The public relations officer of the command, DSP Nnamdi Omoni, responded to the incident, stating, "The deputy commissioner of police in charge of operation and other tactical heads have been mobilized there to restore peace."
Omoni added, "The Commissioner of Police (Ahmed Zaki) has launched a manhunt for the bandits to ensure they are arrested and prosecuted.
"When the DCP and the teams there conclude we will know the total number of people involved."
BBC noted that at first, residents in Omuku town had difficulty distinguishing the gunshots from the firework celebrations.
The town is known for its violent crimes, and has seen an increase of violence this past year, with militants aiming to control a greater share of the oil-producing region.
While it is not yet clear whether the attack on the church was connected to the oil conflict, Christians in Nigeria suffered violently at the hands of different groups in 2017.
Four Christians taking part in Christmas carols were killed just two days before Christmas, with another 10 critically injured.

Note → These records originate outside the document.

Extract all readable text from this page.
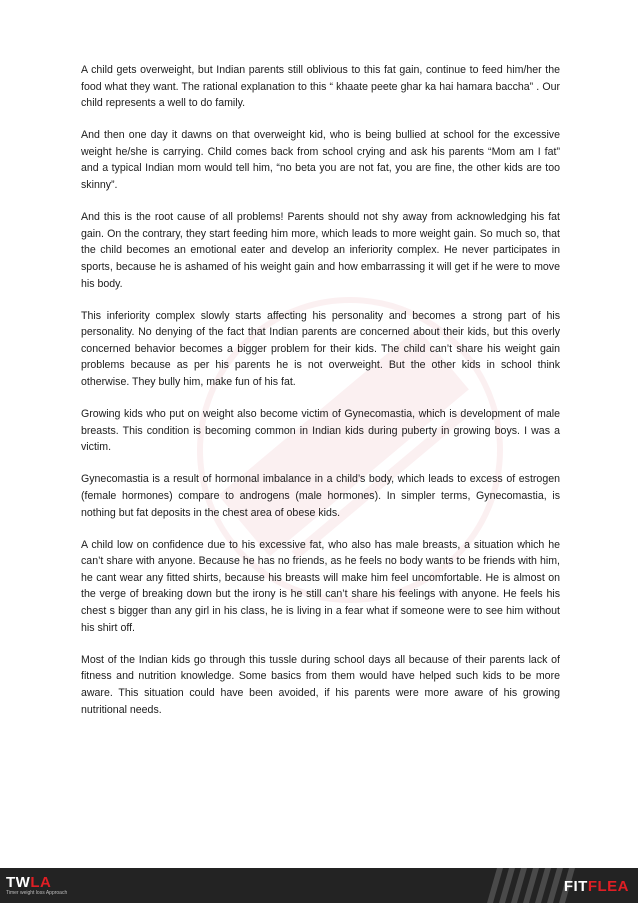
A child gets overweight, but Indian parents still oblivious to this fat gain, continue to feed him/her the food what they want. The rational explanation to this “ khaate peete ghar ka hai hamara baccha” . Our child represents a well to do family.

And then one day it dawns on that overweight kid, who is being bullied at school for the excessive weight he/she is carrying. Child comes back from school crying and ask his parents “Mom am I fat” and a typical Indian mom would tell him, “no beta you are not fat, you are fine, the other kids are too skinny”.

And this is the root cause of all problems! Parents should not shy away from acknowledging his fat gain. On the contrary, they start feeding him more, which leads to more weight gain. So much so, that the child becomes an emotional eater and develop an inferiority complex. He never participates in sports, because he is ashamed of his weight gain and how embarrassing it will get if he were to move his body.

This inferiority complex slowly starts affecting his personality and becomes a strong part of his personality. No denying of the fact that Indian parents are concerned about their kids, but this overly concerned behavior becomes a bigger problem for their kids. The child can’t share his weight gain problems because as per his parents he is not overweight. But the other kids in school think otherwise. They bully him, make fun of his fat.

Growing kids who put on weight also become victim of Gynecomastia, which is development of male breasts. This condition is becoming common in Indian kids during puberty in growing boys. I was a victim.

Gynecomastia is a result of hormonal imbalance in a child’s body, which leads to excess of estrogen (female hormones) compare to androgens (male hormones). In simpler terms, Gynecomastia, is nothing but fat deposits in the chest area of obese kids.

A child low on confidence due to his excessive fat, who also has male breasts, a situation which he can’t share with anyone. Because he has no friends, as he feels no body wants to be friends with him, he cant wear any fitted shirts, because his breasts will make him feel uncomfortable. He is almost on the verge of breaking down but the irony is he still can’t share his feelings with anyone. He feels his chest s bigger than any girl in his class, he is living in a fear what if someone were to see him without his shirt off.

Most of the Indian kids go through this tussle during school days all because of their parents lack of fitness and nutrition knowledge. Some basics from them would have helped such kids to be more aware. This situation could have been avoided, if his parents were more aware of his growing nutritional needs.

TWLA
Timer weight loss Approach	FITFLEA
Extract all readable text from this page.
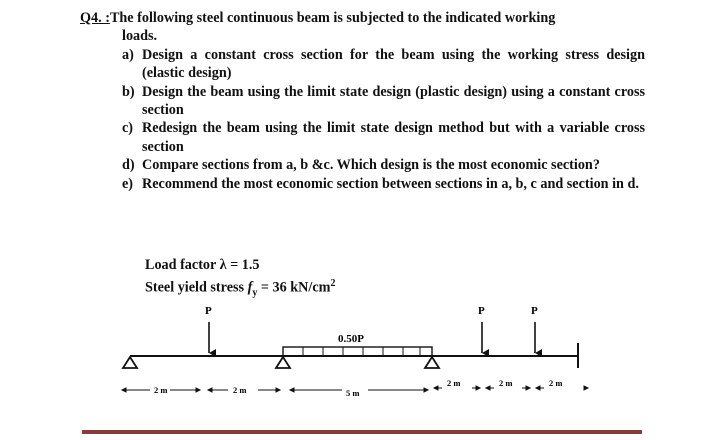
Q4. :The following steel continuous beam is subjected to the indicated working
loads.
a) Design a constant cross section for the beam using the working stress design (elastic design)
b) Design the beam using the limit state design (plastic design) using a constant cross section
c) Redesign the beam using the limit state design method but with a variable cross section
d) Compare sections from a, b &c. Which design is the most economic section?
e) Recommend the most economic section between sections in a, b, c and section in d.
Load factor λ = 1.5
Steel yield stress $f_y = 36$ $kN/cm^2$
P
0.50P
P	P
2 m	2 m	5 m
2 m	2 m	2 m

The suspects were identified as Fulani herdsmen, who've slaughtered hundreds of believers over the year.
Southern Kaduna People's Union responded to the killing during Christmas, with national public relations officer Yakubu Kuzamani stating, "This has left us wondering why people who had gathered peacefully for joyful Christmas carols in their village should be gunned down for no reasons."
Southern Kaduna Progressive Youth Forum National Chairman Andrew Kure called the act "barbaric, wicked, and inhuman" and one that "should be condemned by all people of good conscience."
Stephen Mamza, chairman of the local Christian Association of Nigeria, said that at least 100 people were killed by the Fulani on attacks on several villages in December alone, with many others missing.
Islamic terror group Boko Haram has also separately been waging a war on Christians, government officials, and Muslims who do not support it for years, seeking to drive out all followers of Jesus Christ from the country.
Persecution watchdog group Open Doors USA ranked Nigeria as the 12th-worst country in the world when it came to Christian persecution in its 2017 World Watch List.